International Women’s Month holds particular significance within the tech industry, as it’s a space where there’s so much scope to have an impact. Women, in general, have been underrepresented in this influential industry – from low representation in technical roles to the predominance of male celebrity techs entrepreneurs, like Elon Musk and Jeff Bezos. This raises the question of how companies in STEM-related fields can attract and retain women, as well as help them progress in their careers.
Coming together as a community to empower women in STEM
Workplaces need to make sure there are consistent conversations on the topic of female talent that continue throughout the year. A good place to start is by raising awareness around calendar dates such as International Women's Day and Women’s History Month.

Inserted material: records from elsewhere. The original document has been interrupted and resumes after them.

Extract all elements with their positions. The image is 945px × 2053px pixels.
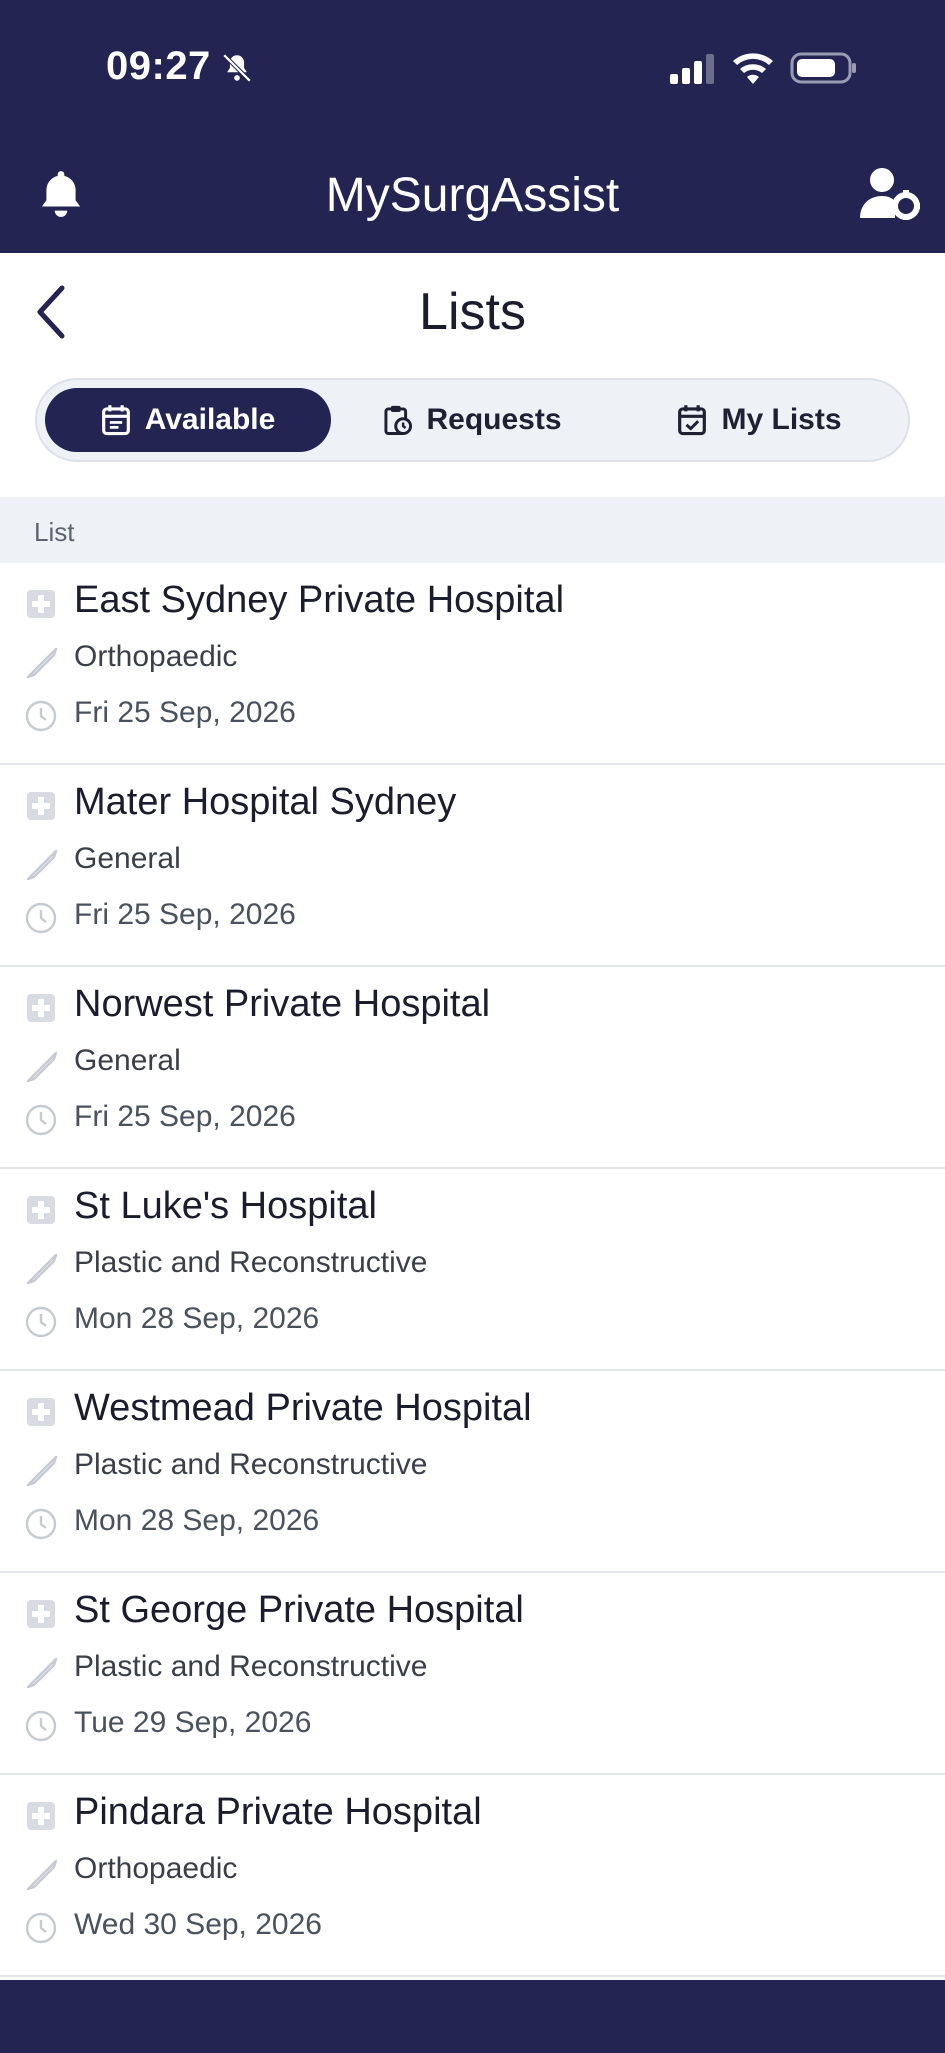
hospital-icon	[27, 1802, 55, 1830]
clock-icon	[25, 1710, 57, 1742]
hospital-name: St Luke's Hospital	[74, 1185, 377, 1227]
section-label: List	[34, 517, 75, 547]
hospital-icon	[27, 1196, 55, 1224]
page-title: Lists	[419, 283, 526, 341]
specialty: General	[74, 842, 181, 875]
hospital-icon	[27, 994, 55, 1022]
wifi-icon	[733, 53, 773, 84]
clock-icon	[25, 1104, 57, 1136]
hospital-name: St George Private Hospital	[74, 1589, 524, 1631]
scalpel-icon	[26, 1859, 58, 1891]
tab-available[interactable]: Available	[45, 388, 331, 452]
hospital-icon	[27, 1600, 55, 1628]
user-settings-icon[interactable]	[860, 166, 920, 220]
app-header: 09:27 MySurgAssist	[0, 0, 945, 253]
tab-available-label: Available	[144, 403, 276, 436]
clipboard-clock-icon	[384, 405, 413, 436]
hospital-icon	[27, 1398, 55, 1426]
signal-icon	[670, 54, 714, 84]
list-date: Fri 25 Sep, 2026	[74, 1100, 296, 1133]
list-item[interactable]: Pindara Private Hospital Orthopaedic Wed…	[0, 1775, 945, 1977]
clock-icon	[25, 1306, 57, 1338]
scalpel-icon	[26, 1051, 58, 1083]
tab-my-lists-label: My Lists	[721, 403, 842, 436]
list-item[interactable]: Westmead Private Hospital Plastic and Re…	[0, 1371, 945, 1573]
hospital-name: East Sydney Private Hospital	[74, 579, 565, 621]
hospital-name: Mater Hospital Sydney	[74, 781, 457, 823]
hospital-icon	[27, 590, 55, 618]
status-time: 09:27	[106, 44, 211, 88]
list-date: Wed 30 Sep, 2026	[74, 1908, 322, 1941]
specialty: Plastic and Reconstructive	[74, 1246, 428, 1279]
tab-requests[interactable]: Requests	[337, 388, 607, 452]
specialty: Orthopaedic	[74, 640, 238, 673]
bottom-bar	[0, 1980, 945, 2053]
specialty: General	[74, 1044, 181, 1077]
specialty: Orthopaedic	[74, 1852, 238, 1885]
scalpel-icon	[26, 647, 58, 679]
list-item[interactable]: St George Private Hospital Plastic and R…	[0, 1573, 945, 1775]
battery-icon	[790, 52, 856, 84]
tab-my-lists[interactable]: My Lists	[617, 388, 902, 452]
clock-icon	[25, 902, 57, 934]
list-item[interactable]: Mater Hospital Sydney General Fri 25 Sep…	[0, 765, 945, 967]
list-date: Mon 28 Sep, 2026	[74, 1504, 320, 1537]
hospital-name: Pindara Private Hospital	[74, 1791, 482, 1833]
app-title: MySurgAssist	[325, 169, 620, 222]
calendar-list-icon	[101, 405, 130, 436]
clock-icon	[25, 1912, 57, 1944]
scalpel-icon	[26, 1253, 58, 1285]
hospital-name: Westmead Private Hospital	[74, 1387, 532, 1429]
list-date: Tue 29 Sep, 2026	[74, 1706, 312, 1739]
list-date: Fri 25 Sep, 2026	[74, 696, 296, 729]
calendar-check-icon	[678, 405, 707, 436]
list-date: Mon 28 Sep, 2026	[74, 1302, 320, 1335]
specialty: Plastic and Reconstructive	[74, 1650, 428, 1683]
specialty: Plastic and Reconstructive	[74, 1448, 428, 1481]
list-item[interactable]: St Luke's Hospital Plastic and Reconstru…	[0, 1169, 945, 1371]
scalpel-icon	[26, 849, 58, 881]
hospital-list: East Sydney Private Hospital Orthopaedic…	[0, 563, 945, 1977]
list-item[interactable]: Norwest Private Hospital General Fri 25 …	[0, 967, 945, 1169]
scalpel-icon	[26, 1657, 58, 1689]
list-item[interactable]: East Sydney Private Hospital Orthopaedic…	[0, 563, 945, 765]
hospital-icon	[27, 792, 55, 820]
hospital-name: Norwest Private Hospital	[74, 983, 491, 1025]
list-tabs: Available Requests My Lists	[35, 378, 910, 462]
clock-icon	[25, 700, 57, 732]
list-date: Fri 25 Sep, 2026	[74, 898, 296, 931]
clock-icon	[25, 1508, 57, 1540]
tab-requests-label: Requests	[426, 403, 562, 436]
section-header: List	[0, 497, 945, 563]
bell-slash-icon	[222, 53, 252, 83]
scalpel-icon	[26, 1455, 58, 1487]
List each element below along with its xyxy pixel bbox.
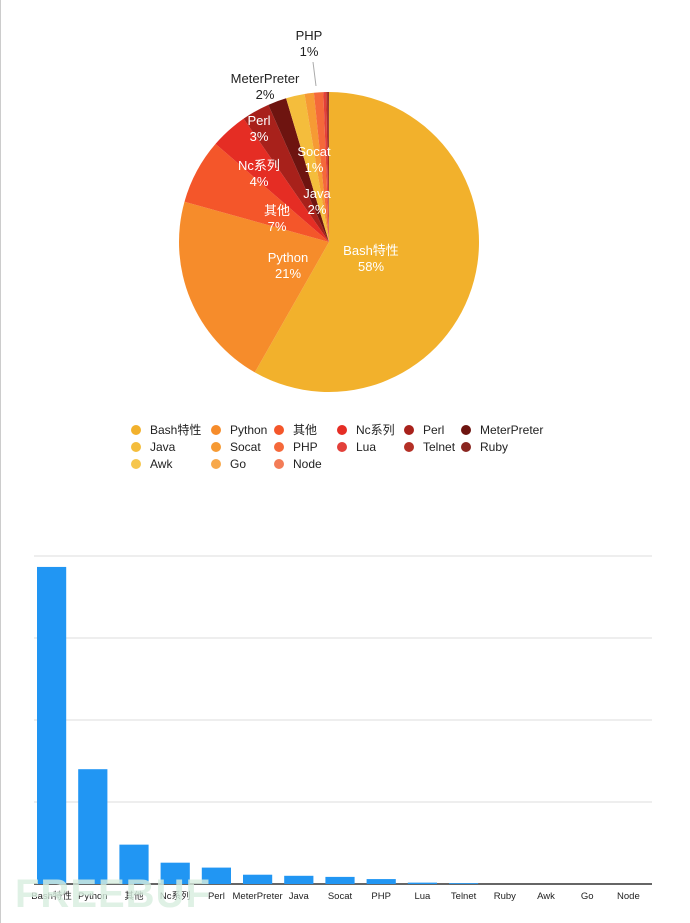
x-tick-label: Go xyxy=(581,891,594,902)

It is important for us to look back and see how far we have come and celebrate that, but also to evaluate what we and the organisations we work with can do differently. One thing that stands out is coming together more as a full community, rather than operating individually.
Increasingly, it’s important that businesses can show that they practice what they preach and do not simply point to superficial policies that pay lip service to equality. Holding local events that focus on promoting the value of female leadership and talent in STEM is a great way to do this. These events ensure individuals within an organisation can come together and talk with their peers about the challenges they are experiencing, but also provide women and girls a chance to understand the opportunities open to them within STEM and to help bring balance to industries where female representation is lacking.
Attracting female returners
When it comes to recruitment, it’s important that businesses select the right partners to deliver a positive experience for women returning to STEM roles. In my experience, working with organisations that truly understand the challenges women face, as well as their expectations, is invaluable. Programmes like STEM Returners, Girls in Science, and Girls in Tech are useful if companies ensure they are building a true partnership with them and can absorb their knowledge and advice on recruiting women.
For STEM returners, i.e., those who have had a career gap, it can be nerve-wracking to explain their absence to prospective employers. Job descriptions and interviewers can overcome this by placing less focus on any career hiatuses and more focus on the skills the candidate possesses.
Female mentors are crucial for inspiring employees and new starters in tech
Mentorship is crucial for inspiring employees and providing them with the confidence that they belong. Strong female role models and mentorship are vital for delivering a more equitable environment. Increasing female representation helps to create a more diverse pool of ideas and perspectives, which is a desirable outcome for everyone.
A lack of female returners creates a lack of female mentors, and the experience, knowledge, and unique perspectives they have built are lost with them if they are not welcomed back to technical roles. That is not to say that male mentors cannot provide the same benefits, but often the relatability between females in the space can be empowering and inspiring, particularly for new starters. It’s important that opportunities are created for women to engage with visible female leaders across their organisations. Lunch and learns or dedicated mentorship programs that sit outside line management are just some of the ways this can be done.
Ultimately, equal representation is paramount for any business, as the fusion of diverse backgrounds and varied perspectives inspires productivity, creativity, and innovation. Increasing the presence of female leadership is a fantastic way to encourage women to consider STEM roles, and more equitable hiring and retention practices are vital to achieving this goal.